A bill allowing California state regulators to prohibit excessive health insurance rate increases moved one step closer to passage after clearing a key legislative committee, despite strong opposition from major insurers and the California Association of Health Plans.
In addition to allowing the department of health insurance to approve, deny or modify proposed hikes in health insurance premiums, co-pays or deductibles, the bill would allow any consumer to "intervene" in a regulator's decision by filing a civil lawsuit. That essentially means anyone acting in the public interest could sue health insurance regulators if they disagree with a rate-hike decision, reports California Watch.

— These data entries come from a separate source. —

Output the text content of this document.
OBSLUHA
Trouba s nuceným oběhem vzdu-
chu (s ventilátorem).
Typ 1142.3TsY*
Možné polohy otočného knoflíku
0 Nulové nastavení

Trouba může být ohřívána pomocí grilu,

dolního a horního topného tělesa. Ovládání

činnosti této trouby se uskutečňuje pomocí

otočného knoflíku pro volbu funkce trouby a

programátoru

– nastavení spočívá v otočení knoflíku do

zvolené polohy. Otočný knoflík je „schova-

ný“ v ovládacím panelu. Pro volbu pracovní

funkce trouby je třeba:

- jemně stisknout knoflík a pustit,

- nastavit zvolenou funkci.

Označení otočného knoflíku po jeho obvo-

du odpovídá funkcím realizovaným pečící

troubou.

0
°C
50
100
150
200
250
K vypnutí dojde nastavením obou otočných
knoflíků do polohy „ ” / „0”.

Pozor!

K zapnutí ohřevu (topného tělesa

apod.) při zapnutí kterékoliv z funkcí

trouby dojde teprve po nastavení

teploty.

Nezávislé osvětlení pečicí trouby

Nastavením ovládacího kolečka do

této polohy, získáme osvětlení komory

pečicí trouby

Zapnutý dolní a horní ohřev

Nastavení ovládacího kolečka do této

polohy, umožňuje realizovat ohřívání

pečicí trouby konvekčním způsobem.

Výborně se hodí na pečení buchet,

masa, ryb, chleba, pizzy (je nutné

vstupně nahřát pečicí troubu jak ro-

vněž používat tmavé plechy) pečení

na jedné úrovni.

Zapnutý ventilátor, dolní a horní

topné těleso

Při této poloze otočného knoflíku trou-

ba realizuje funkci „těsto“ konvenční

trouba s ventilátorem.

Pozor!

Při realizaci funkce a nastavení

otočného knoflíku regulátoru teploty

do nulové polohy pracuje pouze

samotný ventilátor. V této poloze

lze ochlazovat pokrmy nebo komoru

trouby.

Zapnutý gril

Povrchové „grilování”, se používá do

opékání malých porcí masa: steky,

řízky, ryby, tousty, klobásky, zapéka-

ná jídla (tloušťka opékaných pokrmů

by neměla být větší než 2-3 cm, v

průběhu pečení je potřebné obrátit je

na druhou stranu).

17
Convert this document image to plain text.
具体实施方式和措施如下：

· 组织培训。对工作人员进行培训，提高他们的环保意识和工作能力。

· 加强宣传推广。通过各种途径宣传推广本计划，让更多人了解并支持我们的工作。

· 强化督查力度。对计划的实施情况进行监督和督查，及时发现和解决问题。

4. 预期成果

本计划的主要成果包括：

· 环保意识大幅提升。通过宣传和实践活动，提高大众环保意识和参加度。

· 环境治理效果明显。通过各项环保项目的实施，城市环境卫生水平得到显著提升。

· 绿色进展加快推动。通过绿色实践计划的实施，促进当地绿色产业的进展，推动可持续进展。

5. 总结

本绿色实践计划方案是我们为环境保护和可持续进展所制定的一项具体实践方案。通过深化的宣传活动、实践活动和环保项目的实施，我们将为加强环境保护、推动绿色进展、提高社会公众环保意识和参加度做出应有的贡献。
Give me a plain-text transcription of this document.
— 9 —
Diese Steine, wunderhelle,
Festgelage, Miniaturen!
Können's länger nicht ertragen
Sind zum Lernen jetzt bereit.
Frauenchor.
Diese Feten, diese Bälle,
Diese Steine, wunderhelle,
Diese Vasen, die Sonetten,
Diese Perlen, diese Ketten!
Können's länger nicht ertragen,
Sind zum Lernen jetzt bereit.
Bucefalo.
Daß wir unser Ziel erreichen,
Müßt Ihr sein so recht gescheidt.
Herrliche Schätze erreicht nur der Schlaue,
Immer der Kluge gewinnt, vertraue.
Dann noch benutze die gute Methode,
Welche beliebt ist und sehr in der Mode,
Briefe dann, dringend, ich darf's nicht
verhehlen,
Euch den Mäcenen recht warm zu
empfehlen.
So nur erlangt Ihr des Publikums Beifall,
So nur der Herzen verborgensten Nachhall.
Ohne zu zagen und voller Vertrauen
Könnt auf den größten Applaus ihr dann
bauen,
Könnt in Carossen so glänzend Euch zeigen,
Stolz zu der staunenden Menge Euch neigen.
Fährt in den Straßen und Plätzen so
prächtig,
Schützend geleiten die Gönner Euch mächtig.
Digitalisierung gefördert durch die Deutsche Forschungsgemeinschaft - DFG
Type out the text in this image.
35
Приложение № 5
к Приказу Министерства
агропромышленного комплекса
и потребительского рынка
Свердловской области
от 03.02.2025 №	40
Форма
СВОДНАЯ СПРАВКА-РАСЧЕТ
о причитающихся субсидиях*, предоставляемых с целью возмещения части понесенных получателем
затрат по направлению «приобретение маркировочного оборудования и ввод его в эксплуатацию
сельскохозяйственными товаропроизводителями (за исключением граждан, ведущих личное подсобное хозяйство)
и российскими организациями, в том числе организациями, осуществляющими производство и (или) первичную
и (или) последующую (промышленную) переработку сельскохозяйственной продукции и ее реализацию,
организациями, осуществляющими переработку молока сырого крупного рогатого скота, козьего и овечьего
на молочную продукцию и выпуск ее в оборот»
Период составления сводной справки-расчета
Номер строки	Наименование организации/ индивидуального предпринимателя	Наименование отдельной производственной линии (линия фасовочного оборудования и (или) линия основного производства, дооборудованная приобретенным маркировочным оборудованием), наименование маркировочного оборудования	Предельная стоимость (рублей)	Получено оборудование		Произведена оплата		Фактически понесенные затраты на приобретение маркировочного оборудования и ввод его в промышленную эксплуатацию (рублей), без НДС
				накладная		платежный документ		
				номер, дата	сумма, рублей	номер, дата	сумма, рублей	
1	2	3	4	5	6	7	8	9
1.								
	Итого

Assemblyman Mike Feuer, who proposed the bill, argued that health insurance rates are too high because insurance companies are banking massive profits. California Insurance Commissioner Dave Jones said the state's top five insurers collectively banked more than $11 billion in profits last year alone, according to the Associated Press.
However, the California Association of Health Plans criticized the bill as unnecessary, reports The Hill's Healthwatch. "At the same time the Legislature is being forced to make deep spending cuts in essential programs, (this bill) will create an expensive and expansive new bureaucracy in the offices of the state insurance regulators and impose burdensome new requirements that will further increase the cost of coverage," the group said.
Charles Bacchi, executive vice president of the California Association of Health Plans, testified before the Assembly health committee that the bill doesn't address the increase in underlying medical costs and would require a $40 million bureaucracy to execute its intentions, the Associated Press reports.
Bacchi also predicted that California health insurers will see more financial pressure when health reform policies come into effect and expand the number of Californians on Medicaid by 3 million people, notes California Watch.